The report compares social security spending over the course of the current Parliament with the government’s original forecast in 2010, as well as taking a longer-term look at spending on benefits over the last three decades.
Key findings
- Total social security spending is set to be £9.2 billion a year more than originally forecast by 2014-15.
- Rising in-work poverty, caused by real wage falls and the concentration of new jobs in low paying industries, is the main cause of unplanned spending.
- The biggest single area of unplanned social security spending – £2.6 billion a year by 2014-15 – is on tax credits, two-thirds of which now goes to households with someone in work. The number of middle-income families receiving tax credits has almost doubled in the last five years. This is a result of falling real incomes leaving more working families in need of tax credit support – despite cuts to tax credits that have left some families thousands of pounds a year worse off.

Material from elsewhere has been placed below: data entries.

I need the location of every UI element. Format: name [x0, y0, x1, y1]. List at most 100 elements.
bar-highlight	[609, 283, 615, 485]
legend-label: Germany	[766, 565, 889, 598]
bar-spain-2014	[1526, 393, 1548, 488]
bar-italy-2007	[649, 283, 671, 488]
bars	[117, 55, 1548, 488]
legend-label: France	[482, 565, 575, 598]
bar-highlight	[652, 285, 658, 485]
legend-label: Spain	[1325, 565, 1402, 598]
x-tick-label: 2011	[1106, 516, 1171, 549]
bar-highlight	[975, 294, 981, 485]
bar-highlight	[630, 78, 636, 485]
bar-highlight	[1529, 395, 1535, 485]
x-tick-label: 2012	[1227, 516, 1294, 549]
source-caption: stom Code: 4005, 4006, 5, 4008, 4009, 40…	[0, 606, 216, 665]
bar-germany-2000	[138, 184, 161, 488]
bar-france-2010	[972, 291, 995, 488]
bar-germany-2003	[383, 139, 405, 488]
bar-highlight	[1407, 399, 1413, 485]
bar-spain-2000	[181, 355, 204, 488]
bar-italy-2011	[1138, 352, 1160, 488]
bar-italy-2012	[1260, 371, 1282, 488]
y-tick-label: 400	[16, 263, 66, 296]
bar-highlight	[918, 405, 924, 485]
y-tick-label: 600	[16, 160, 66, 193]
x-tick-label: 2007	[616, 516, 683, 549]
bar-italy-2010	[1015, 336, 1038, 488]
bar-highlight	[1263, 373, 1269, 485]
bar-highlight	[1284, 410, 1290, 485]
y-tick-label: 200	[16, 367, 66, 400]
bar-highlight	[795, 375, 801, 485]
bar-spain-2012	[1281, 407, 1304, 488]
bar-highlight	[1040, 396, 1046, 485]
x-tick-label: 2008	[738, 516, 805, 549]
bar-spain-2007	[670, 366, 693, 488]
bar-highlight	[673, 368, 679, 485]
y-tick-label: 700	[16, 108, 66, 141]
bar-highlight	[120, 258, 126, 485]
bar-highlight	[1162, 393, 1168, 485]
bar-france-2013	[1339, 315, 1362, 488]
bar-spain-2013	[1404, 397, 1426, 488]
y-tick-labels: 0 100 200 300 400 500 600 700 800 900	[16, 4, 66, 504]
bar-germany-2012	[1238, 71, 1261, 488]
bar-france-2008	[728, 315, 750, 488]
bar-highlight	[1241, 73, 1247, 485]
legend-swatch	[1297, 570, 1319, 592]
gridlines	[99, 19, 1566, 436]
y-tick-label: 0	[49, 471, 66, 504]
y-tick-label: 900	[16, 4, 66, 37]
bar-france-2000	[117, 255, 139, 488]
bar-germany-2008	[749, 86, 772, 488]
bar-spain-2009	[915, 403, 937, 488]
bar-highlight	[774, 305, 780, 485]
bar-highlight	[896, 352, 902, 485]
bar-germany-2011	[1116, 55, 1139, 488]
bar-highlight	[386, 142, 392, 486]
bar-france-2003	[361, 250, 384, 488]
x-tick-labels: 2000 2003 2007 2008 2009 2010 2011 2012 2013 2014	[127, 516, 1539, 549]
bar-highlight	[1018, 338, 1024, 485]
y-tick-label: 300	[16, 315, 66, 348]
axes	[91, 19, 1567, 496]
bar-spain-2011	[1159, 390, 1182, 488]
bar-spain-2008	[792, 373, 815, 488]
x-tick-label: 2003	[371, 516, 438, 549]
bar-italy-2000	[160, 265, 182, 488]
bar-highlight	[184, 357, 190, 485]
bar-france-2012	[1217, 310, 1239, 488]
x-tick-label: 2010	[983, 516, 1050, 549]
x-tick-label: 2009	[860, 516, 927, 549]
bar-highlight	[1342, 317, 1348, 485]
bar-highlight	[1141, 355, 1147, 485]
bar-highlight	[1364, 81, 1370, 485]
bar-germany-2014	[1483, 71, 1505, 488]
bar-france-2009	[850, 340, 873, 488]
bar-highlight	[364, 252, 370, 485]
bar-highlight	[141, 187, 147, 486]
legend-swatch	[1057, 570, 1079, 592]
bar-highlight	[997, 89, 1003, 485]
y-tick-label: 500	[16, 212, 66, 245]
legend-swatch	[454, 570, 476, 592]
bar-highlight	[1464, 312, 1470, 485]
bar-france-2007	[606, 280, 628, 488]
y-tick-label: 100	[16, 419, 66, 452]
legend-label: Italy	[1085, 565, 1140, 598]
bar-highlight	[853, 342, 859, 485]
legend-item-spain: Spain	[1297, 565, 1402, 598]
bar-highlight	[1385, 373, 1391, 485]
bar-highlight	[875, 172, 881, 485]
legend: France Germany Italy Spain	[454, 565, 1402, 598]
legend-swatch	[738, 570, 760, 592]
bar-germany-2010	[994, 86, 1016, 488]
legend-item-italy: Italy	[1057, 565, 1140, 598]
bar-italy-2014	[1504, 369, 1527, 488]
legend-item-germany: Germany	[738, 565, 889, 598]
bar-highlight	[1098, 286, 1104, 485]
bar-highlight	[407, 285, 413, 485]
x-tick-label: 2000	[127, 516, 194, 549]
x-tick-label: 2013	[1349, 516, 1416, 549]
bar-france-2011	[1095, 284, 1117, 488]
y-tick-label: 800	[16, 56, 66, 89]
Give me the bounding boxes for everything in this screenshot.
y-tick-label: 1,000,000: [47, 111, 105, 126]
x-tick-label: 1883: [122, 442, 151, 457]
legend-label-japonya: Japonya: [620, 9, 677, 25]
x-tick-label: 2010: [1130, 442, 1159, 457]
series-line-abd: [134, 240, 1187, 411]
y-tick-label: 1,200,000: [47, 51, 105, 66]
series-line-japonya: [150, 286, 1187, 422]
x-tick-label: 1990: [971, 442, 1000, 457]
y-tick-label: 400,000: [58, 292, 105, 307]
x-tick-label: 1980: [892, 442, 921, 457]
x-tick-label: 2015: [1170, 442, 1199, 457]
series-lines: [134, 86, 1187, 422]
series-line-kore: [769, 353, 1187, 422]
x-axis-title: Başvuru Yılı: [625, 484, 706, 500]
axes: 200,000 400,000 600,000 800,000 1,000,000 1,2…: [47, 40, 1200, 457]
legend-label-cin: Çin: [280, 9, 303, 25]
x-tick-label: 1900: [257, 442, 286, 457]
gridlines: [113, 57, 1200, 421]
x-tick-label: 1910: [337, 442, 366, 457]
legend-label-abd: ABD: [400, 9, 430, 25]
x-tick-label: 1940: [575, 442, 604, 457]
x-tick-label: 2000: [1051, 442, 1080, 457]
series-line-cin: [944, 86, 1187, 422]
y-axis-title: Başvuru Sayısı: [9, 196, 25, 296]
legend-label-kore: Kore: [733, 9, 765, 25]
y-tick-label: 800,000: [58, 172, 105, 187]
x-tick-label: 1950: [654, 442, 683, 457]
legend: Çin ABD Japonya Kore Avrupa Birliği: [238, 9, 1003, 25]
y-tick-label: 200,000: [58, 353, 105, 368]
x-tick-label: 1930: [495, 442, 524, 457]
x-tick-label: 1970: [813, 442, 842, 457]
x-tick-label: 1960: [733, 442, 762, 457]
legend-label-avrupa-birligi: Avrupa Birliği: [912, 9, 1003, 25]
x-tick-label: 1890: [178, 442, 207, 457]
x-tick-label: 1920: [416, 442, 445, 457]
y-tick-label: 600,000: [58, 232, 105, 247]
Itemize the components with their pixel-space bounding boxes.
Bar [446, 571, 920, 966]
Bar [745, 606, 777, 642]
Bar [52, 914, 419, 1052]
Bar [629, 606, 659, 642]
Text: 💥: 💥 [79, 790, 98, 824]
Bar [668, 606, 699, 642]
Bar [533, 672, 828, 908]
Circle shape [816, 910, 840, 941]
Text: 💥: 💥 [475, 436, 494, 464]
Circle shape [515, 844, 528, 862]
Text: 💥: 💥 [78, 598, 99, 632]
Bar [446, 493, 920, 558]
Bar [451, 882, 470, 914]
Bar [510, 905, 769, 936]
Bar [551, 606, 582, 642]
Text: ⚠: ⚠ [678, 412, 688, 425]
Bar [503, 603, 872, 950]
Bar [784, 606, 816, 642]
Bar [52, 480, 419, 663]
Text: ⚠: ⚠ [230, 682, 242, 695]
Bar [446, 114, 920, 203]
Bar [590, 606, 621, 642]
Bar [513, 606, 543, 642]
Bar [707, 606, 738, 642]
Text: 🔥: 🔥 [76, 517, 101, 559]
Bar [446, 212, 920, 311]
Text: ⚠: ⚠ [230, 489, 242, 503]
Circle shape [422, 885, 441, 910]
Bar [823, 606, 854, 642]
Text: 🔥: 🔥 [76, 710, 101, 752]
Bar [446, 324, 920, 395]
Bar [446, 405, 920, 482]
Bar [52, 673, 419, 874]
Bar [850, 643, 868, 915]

- The next biggest area of unplanned spending – £2.5 billion a year by 2014-15 – is on housing benefit. This is also likely to be due to rising in-work poverty as most of the increase in the housing benefit caseload since 2010 comes from families with someone in work.
- Workers are experiencing the longest real wage squeeze in over a century, with average weekly earnings growth having trailed inflation since late 2009. As much as 80 per cent of net job creation under the coalition government has taken place in industries paying less than £8 an hour on average. Official figures show that real household disposable income per head has fallen sharply in recent years and is now back at its 2005 level.
TUC General Secretary Frances O’Grady said: 'For all its rhetoric on tackling welfare, the government is set to spend almost £10 billion a year more than it originally planned on social security payments by the end of this Parliament. This is because Britain’s living standards crisis has led to a rapid rise in the working poor. Even while tax credits are being cut, spending is going up because so many more working people are reliant on benefits to help make ends meet'.